In Canada and across the globe, skin cancer is the most common and prevalent form of cancer in humans. The number of those diagnosed with Melanoma and other forms of skin cancer such as Basal Cell and Squamous Cell Carcinomas continues to grow each year with roughly 85,100 new cases diagnosed in 2015.
At this point, you may be asking, “Dr Paul Lubitz, what should I do to protect myself?”
As this year’s Melanoma Awareness Campaign points out, avoiding all exposure to tanning bed rays is the first step in protecting your body’s largest organ.
Routine checks for changing moles, skin discoloration, easy bruising and other skin abnormalities are also key components to preventing skin cancer.
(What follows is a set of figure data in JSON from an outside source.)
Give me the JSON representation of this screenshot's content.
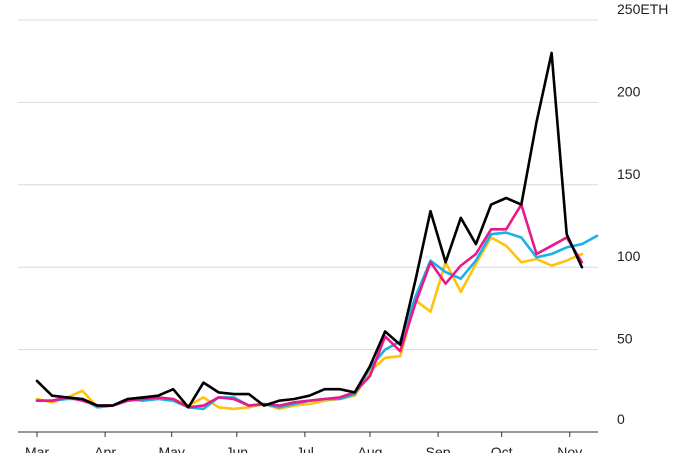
{
  "chart_data": {
    "type": "line",
    "yunit": "ETH",
    "ylim": [
      0,
      250
    ],
    "yticks": [
      0,
      50,
      100,
      150,
      200,
      250
    ],
    "ytick_labels": [
      "0",
      "50",
      "100",
      "150",
      "200",
      "250ETH"
    ],
    "xlim": [
      0,
      37
    ],
    "month_ticks": [
      {
        "label": "Mar",
        "x": 0
      },
      {
        "label": "Apr",
        "x": 4.5
      },
      {
        "label": "May",
        "x": 8.9
      },
      {
        "label": "Jun",
        "x": 13.2
      },
      {
        "label": "Jul",
        "x": 17.7
      },
      {
        "label": "Aug",
        "x": 22
      },
      {
        "label": "Sep",
        "x": 26.5
      },
      {
        "label": "Oct",
        "x": 30.7
      },
      {
        "label": "Nov",
        "x": 35.2
      }
    ],
    "grid": "horizontal",
    "legend": "none",
    "series": [
      {
        "color": "#000000",
        "x": [
          0,
          1,
          2,
          3,
          4,
          5,
          6,
          7,
          8,
          9,
          10,
          11,
          12,
          13,
          14,
          15,
          16,
          17,
          18,
          19,
          20,
          21,
          22,
          23,
          24,
          25,
          26,
          27,
          28,
          29,
          30,
          31,
          32,
          33,
          34,
          35,
          36,
          37
        ],
        "values": [
          31,
          22,
          21,
          20,
          16,
          16,
          20,
          21,
          22,
          26,
          15,
          30,
          24,
          23,
          23,
          16,
          19,
          20,
          22,
          26,
          26,
          24,
          40,
          61,
          53,
          92,
          134,
          103,
          130,
          114,
          138,
          142,
          138,
          188,
          230,
          120,
          100,
          null
        ]
      },
      {
        "color": "#e8198b",
        "x": [
          0,
          1,
          2,
          3,
          4,
          5,
          6,
          7,
          8,
          9,
          10,
          11,
          12,
          13,
          14,
          15,
          16,
          17,
          18,
          19,
          20,
          21,
          22,
          23,
          24,
          25,
          26,
          27,
          28,
          29,
          30,
          31,
          32,
          33,
          34,
          35,
          36,
          37
        ],
        "values": [
          19,
          19,
          21,
          19,
          16,
          16,
          19,
          20,
          21,
          20,
          15,
          16,
          21,
          20,
          16,
          17,
          16,
          18,
          19,
          20,
          21,
          24,
          34,
          58,
          49,
          78,
          103,
          90,
          101,
          108,
          123,
          123,
          138,
          108,
          113,
          118,
          103,
          null
        ]
      },
      {
        "color": "#1ab1e6",
        "x": [
          0,
          1,
          2,
          3,
          4,
          5,
          6,
          7,
          8,
          9,
          10,
          11,
          12,
          13,
          14,
          15,
          16,
          17,
          18,
          19,
          20,
          21,
          22,
          23,
          24,
          25,
          26,
          27,
          28,
          29,
          30,
          31,
          32,
          33,
          34,
          35,
          36,
          37
        ],
        "values": [
          19,
          19,
          20,
          20,
          15,
          16,
          20,
          19,
          20,
          19,
          15,
          14,
          21,
          21,
          16,
          17,
          15,
          17,
          19,
          20,
          20,
          23,
          39,
          50,
          55,
          82,
          104,
          97,
          93,
          104,
          120,
          121,
          118,
          106,
          108,
          112,
          114,
          119
        ]
      },
      {
        "color": "#ffc20e",
        "x": [
          0,
          1,
          2,
          3,
          4,
          5,
          6,
          7,
          8,
          9,
          10,
          11,
          12,
          13,
          14,
          15,
          16,
          17,
          18,
          19,
          20,
          21,
          22,
          23,
          24,
          25,
          26,
          27,
          28,
          29,
          30,
          31,
          32,
          33,
          34,
          35,
          36,
          37
        ],
        "values": [
          20,
          18,
          21,
          25,
          15,
          16,
          20,
          21,
          21,
          20,
          16,
          21,
          15,
          14,
          15,
          17,
          14,
          16,
          17,
          19,
          20,
          22,
          37,
          45,
          46,
          80,
          73,
          103,
          85,
          102,
          118,
          113,
          103,
          105,
          101,
          104,
          108,
          null
        ]
      }
    ]
  }
}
Research indicates that high-risk patients (people who spend a lot of time in the sun, have a history of skin cancer in their family, or have a fair skin type) that routinely perform skin checks are much more likely to find any skin cancers including Melanoma in its earlier stages. Consequently, by having their skin cancer detected early, their chances of dying from the cancer were reduced by as much as a 63 percent.
Today, there are even mobile apps you can download on your phone or tablet that can help you track and monitor mole growth, colour, size and other changes. This data can be compared over time so you can stay on top of your skin health.
The regular application of sunscreen (an SPF of + 50 is recommended for the Bow Valley), wearing sun protective head gear and clothing while in the sun, and avoiding excessive sun exposure in the peak 10 – 2 hours of the day, are all important behaviours that will further reduce your risks of developing skin cancer.